Oui et non. J’ai habité en Ouganda pendant un peu plus d’un an, quand je faisais mon service civil comme coopérant au sein de l’Alliance Française de Kampala. C’est à ce moment que j’ai découvert l’Afrique. En rentrant en France, en 2001, j’ai commencé à travailler pour l’hebdomadaire Jeune Afrique et j’ai découvert une autre réalité africaine, plus politique. Ensuite, ma curiosité m’a poussé à creuser d’autres sujets liés au Continent noir – et que je n’aborde habituellement pas en tant que journaliste. La manière dont la France reste liée à ses anciennes colonies et la façon dont certaines anciennes colonies gardent contact avec la France m’intéresse particulièrement. L’Ouganda, bien entendu, était un protectorat britannique…

 

Votre roman, sur fond de Françafrique, dénonce aussi la corruption des régimes africains, l’implication du pouvoir politique français aussi, les trafics internationaux, le rôle obscur d’intermédiaires, sortes de néo-mercenaires ayant abandonné le treillis pour le costume trois-pièces…
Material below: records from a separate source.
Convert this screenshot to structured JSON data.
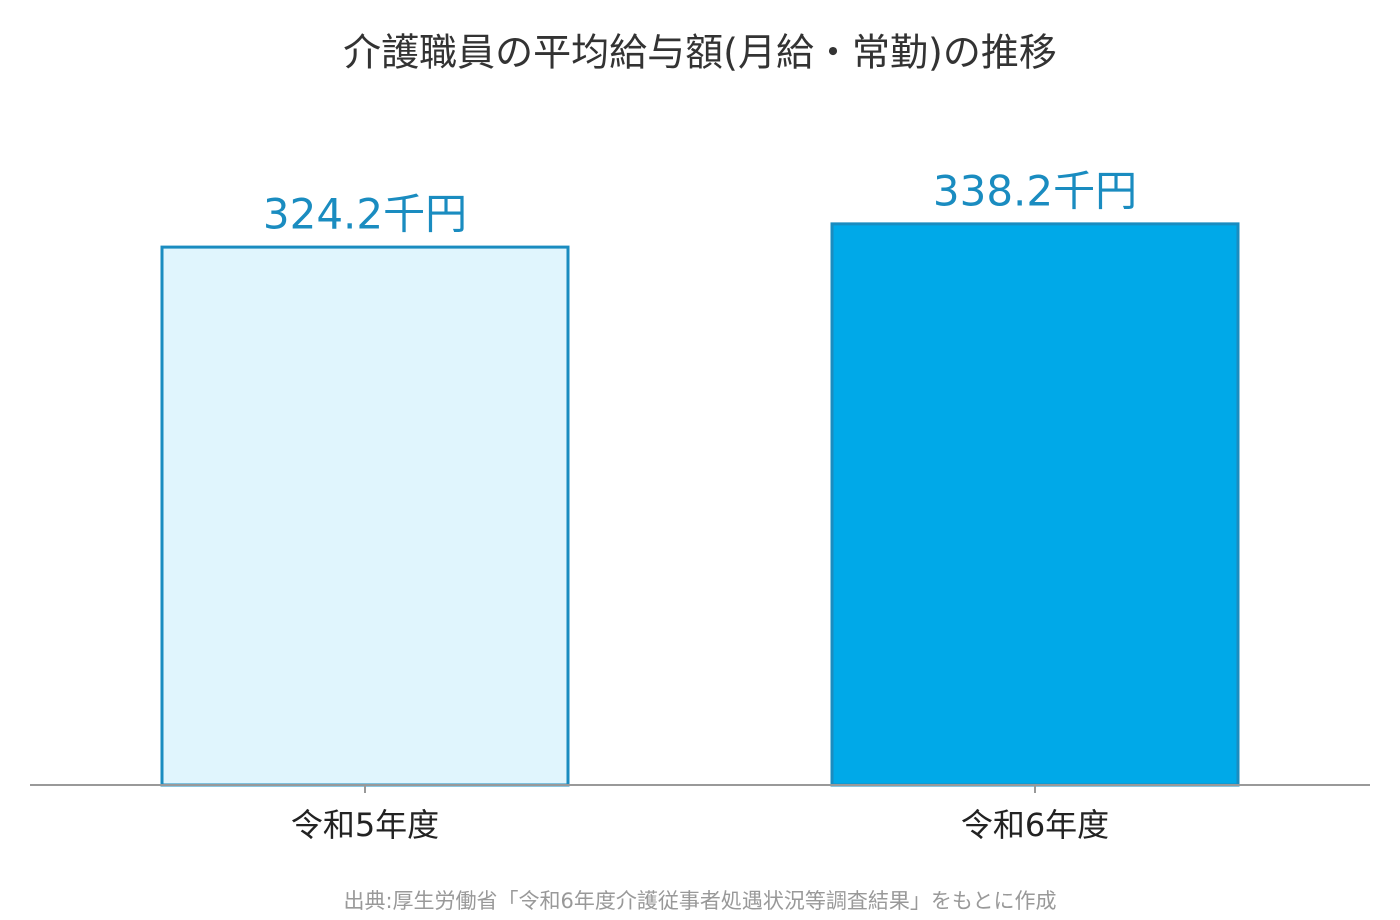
{
  "chart_data": {
    "type": "bar",
    "title": "介護職員の平均給与額(月給・常勤)の推移",
    "categories": [
      "令和5年度",
      "令和6年度"
    ],
    "values": [
      324.2,
      338.2
    ],
    "value_labels": [
      "324.2千円",
      "338.2千円"
    ],
    "colors": [
      "#e0f5fd",
      "#00a9e8"
    ],
    "edgecolor": "#1a8cc0",
    "ylim": [
      0,
      355
    ],
    "source": "出典:厚生労働省「令和6年度介護従事者処遇状況等調査結果」をもとに作成"
  }
}
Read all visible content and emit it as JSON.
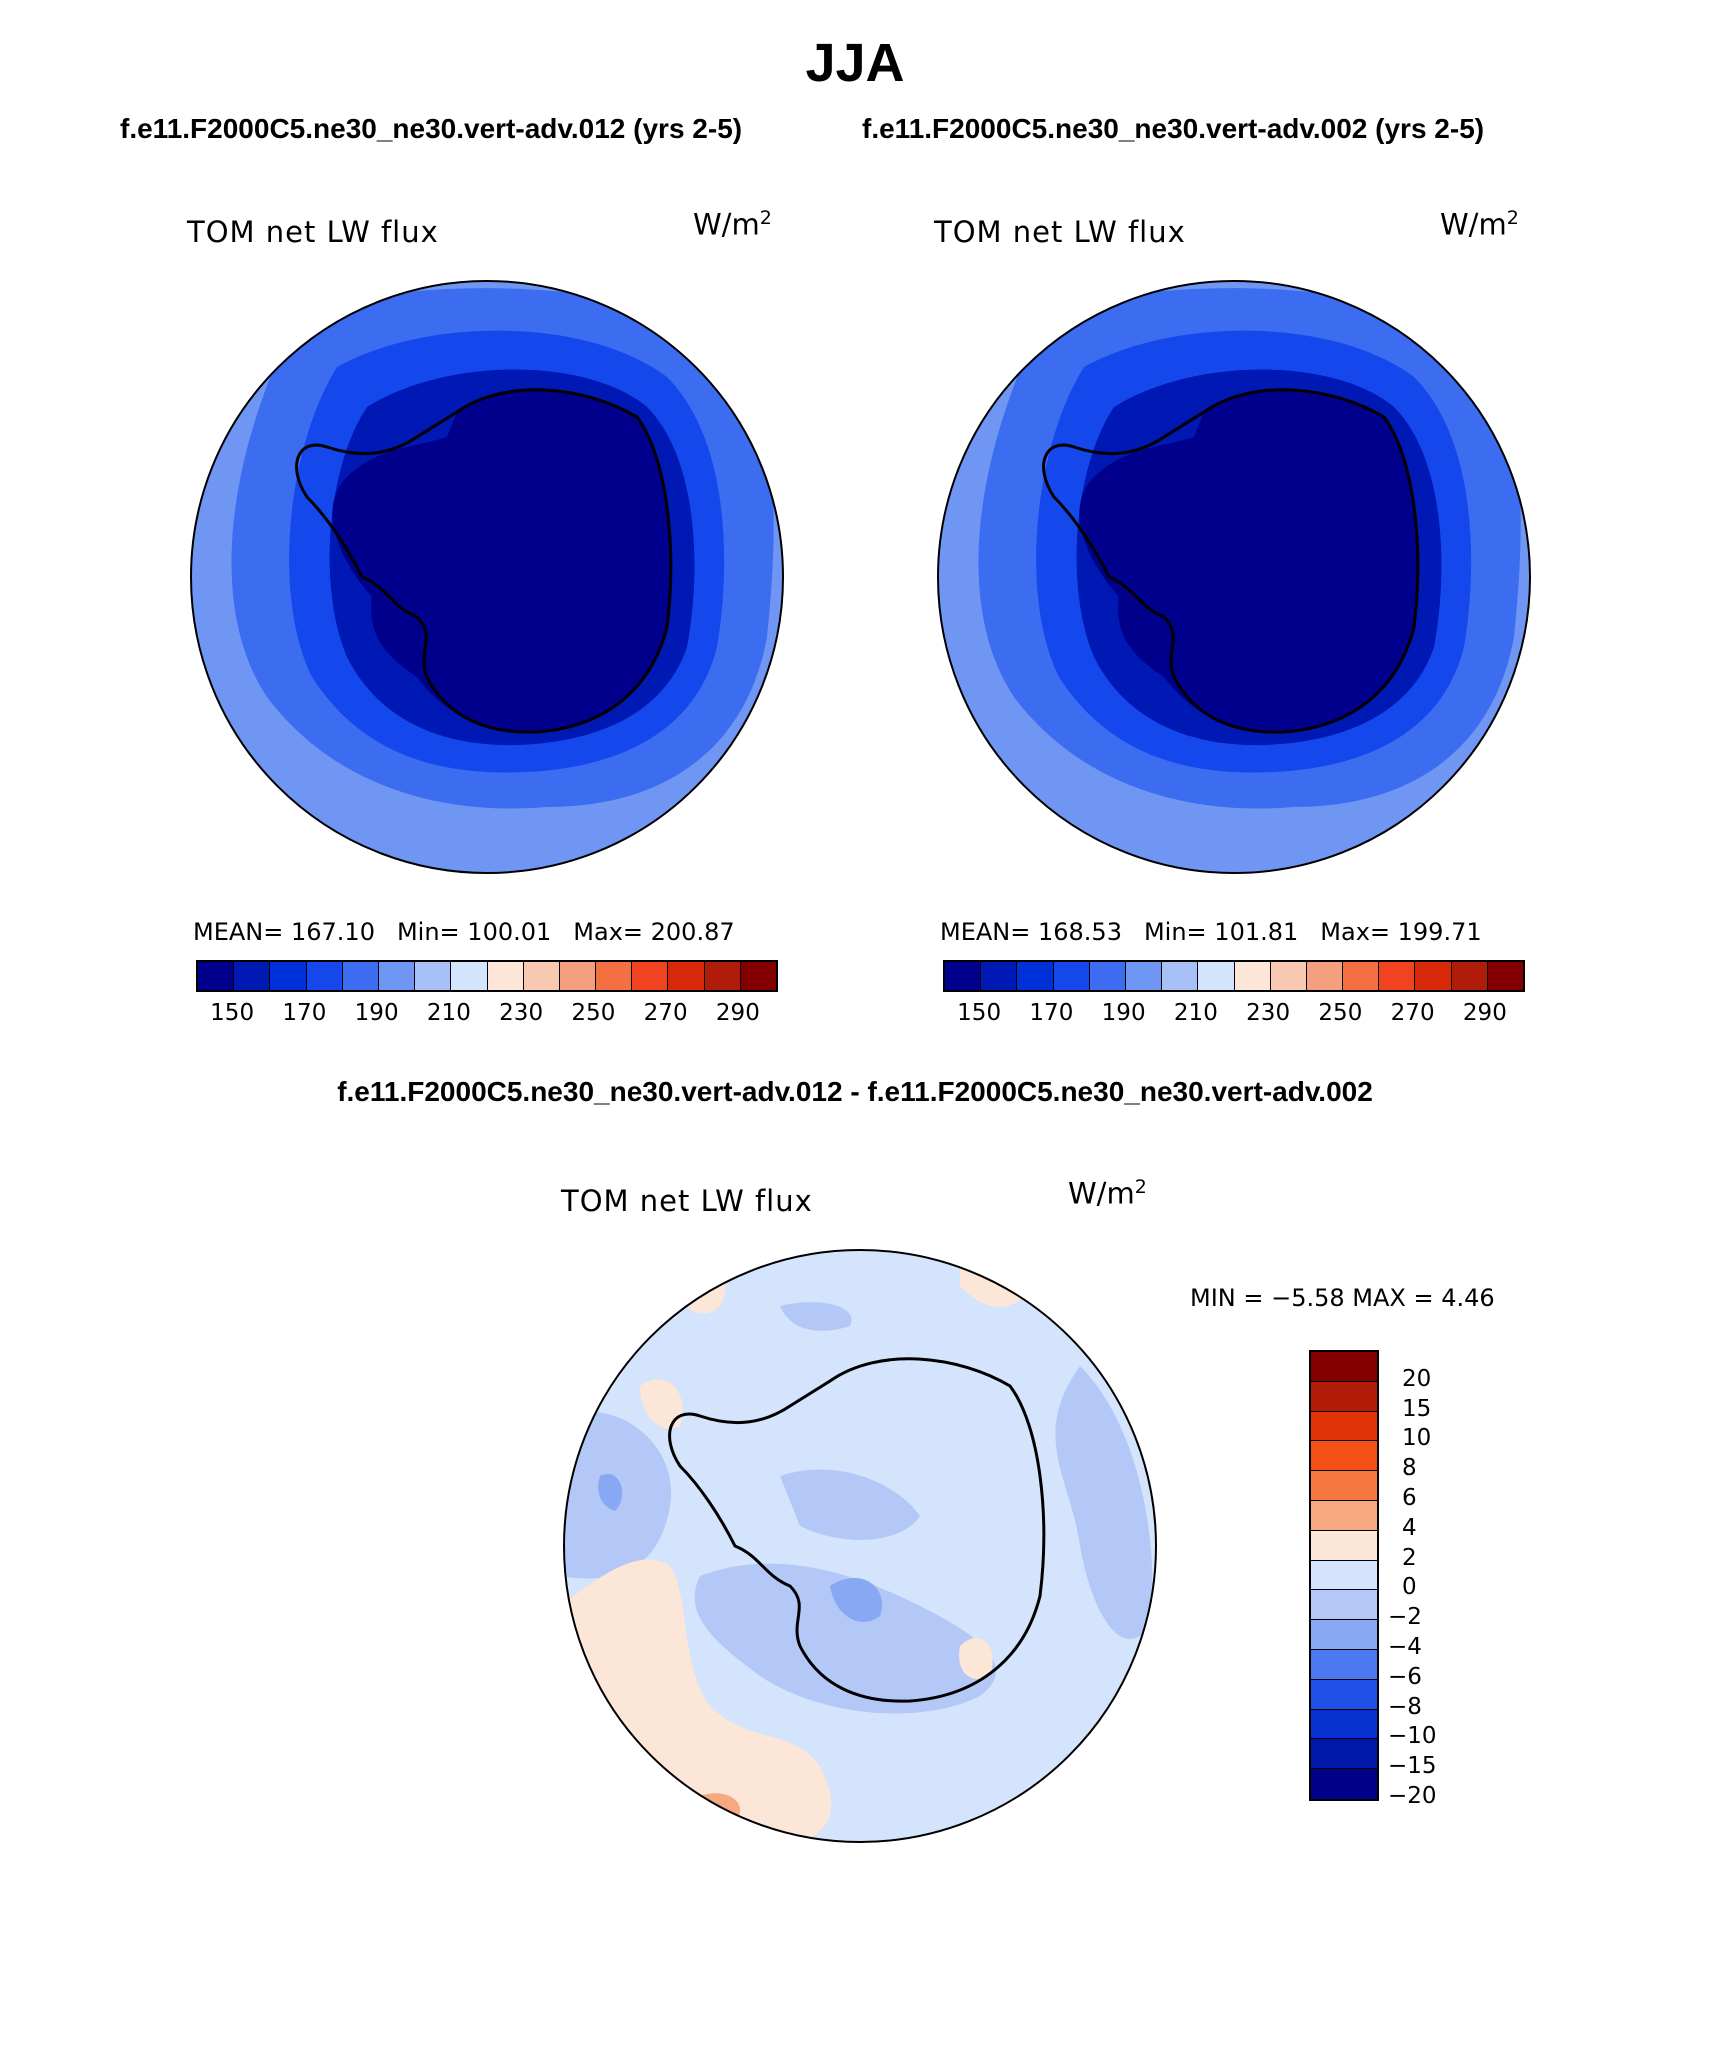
{
  "title": "JJA",
  "panels": {
    "left": {
      "case": "f.e11.F2000C5.ne30_ne30.vert-adv.012 (yrs 2-5)",
      "label": "TOM net LW flux",
      "units_base": "W/m",
      "units_exp": "2",
      "stats": {
        "mean": "MEAN= 167.10",
        "min": "Min= 100.01",
        "max": "Max= 200.87"
      }
    },
    "right": {
      "case": "f.e11.F2000C5.ne30_ne30.vert-adv.002 (yrs 2-5)",
      "label": "TOM net LW flux",
      "units_base": "W/m",
      "units_exp": "2",
      "stats": {
        "mean": "MEAN= 168.53",
        "min": "Min= 101.81",
        "max": "Max= 199.71"
      }
    },
    "diff": {
      "case": "f.e11.F2000C5.ne30_ne30.vert-adv.012 - f.e11.F2000C5.ne30_ne30.vert-adv.002",
      "label": "TOM net LW flux",
      "units_base": "W/m",
      "units_exp": "2",
      "minmax": "MIN =   −5.58 MAX =    4.46"
    }
  },
  "abs_colorbar": {
    "colors": [
      "#00008c",
      "#0018b4",
      "#0030d8",
      "#1448ec",
      "#3c6cf0",
      "#7096f4",
      "#a8c0f8",
      "#d4e4fc",
      "#fce6d8",
      "#f8c8b0",
      "#f4a080",
      "#f47040",
      "#f04420",
      "#d82808",
      "#b01c08",
      "#840000"
    ],
    "tick_labels": [
      "150",
      "170",
      "190",
      "210",
      "230",
      "250",
      "270",
      "290"
    ]
  },
  "diff_colorbar": {
    "colors": [
      "#840000",
      "#b01c08",
      "#e03408",
      "#f45018",
      "#f47840",
      "#f8a880",
      "#fce6d8",
      "#d4e4fc",
      "#b4c8f8",
      "#88a8f4",
      "#4c78f0",
      "#2050e8",
      "#0830d0",
      "#0018a8",
      "#000088"
    ],
    "tick_labels": [
      "20",
      "15",
      "10",
      "8",
      "6",
      "4",
      "2",
      "0",
      "−2",
      "−4",
      "−6",
      "−8",
      "−10",
      "−15",
      "−20"
    ]
  },
  "map_fields": {
    "region": "Antarctica / Southern Ocean (polar stereographic)",
    "left_colors": {
      "ocean_outer": "#7096f4",
      "ocean_mid": "#3c6cf0",
      "ocean_inner": "#1448ec",
      "coast": "#0018b4",
      "continent": "#00008c"
    },
    "right_colors": {
      "ocean_outer": "#7096f4",
      "ocean_mid": "#3c6cf0",
      "ocean_inner": "#1448ec",
      "coast": "#0018b4",
      "continent": "#00008c"
    },
    "diff_colors": {
      "background": "#d4e4fc",
      "neg_2": "#b4c8f8",
      "neg_4": "#88a8f4",
      "pos_2": "#fce6d8",
      "pos_4": "#f8a880"
    }
  }
}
Un tueur en série qui assassine huit jeunes femmes est vite considéré comme le pire monstre que l’on puisse imaginer. Un responsable politique qui s’achète un Hummer et se fait construire un palais climatisé alors que la plupart de ses concitoyens n’ont pas accès à l’eau potable est reçu avec tous les honneurs, tapis rouge, champagne, foie gras. Combien de victimes du choléra ? C’est plus que huit, franchement ! Et les corrompus ne valent pas mieux que les corrupteurs.

 

Le fait d’écrire un roman vous donne une certaine liberté dans la manière d’aborder ces thèmes. C’est une façon de dire et de dénoncer des choses que vous ne pouvez vous permettre dans un article de journal ?

Exactement.

 

On comprend aussi au fil du roman que la ressemblance avec des situations existantes ou ayant existé, comme on dit, ou avec des personnages réels (un dénommé « Pasqualini » ! fait une courte apparition dans votre roman…) n’est pas fortuite...

A vrai dire, personne ne croirait au roman que l’on écrirait en utilisant l’Affaire Elf ou l’Angolagate ! C’est tellement gros ! Pour être crédible, la fiction doit sans cesse minorer la réalité.

 

On trouve aussi dans Corsika de très belles pages sur l’Afrique, ses gens, ses rues, ses odeurs… Un continent qui semble plein d’énergie et de sensualité…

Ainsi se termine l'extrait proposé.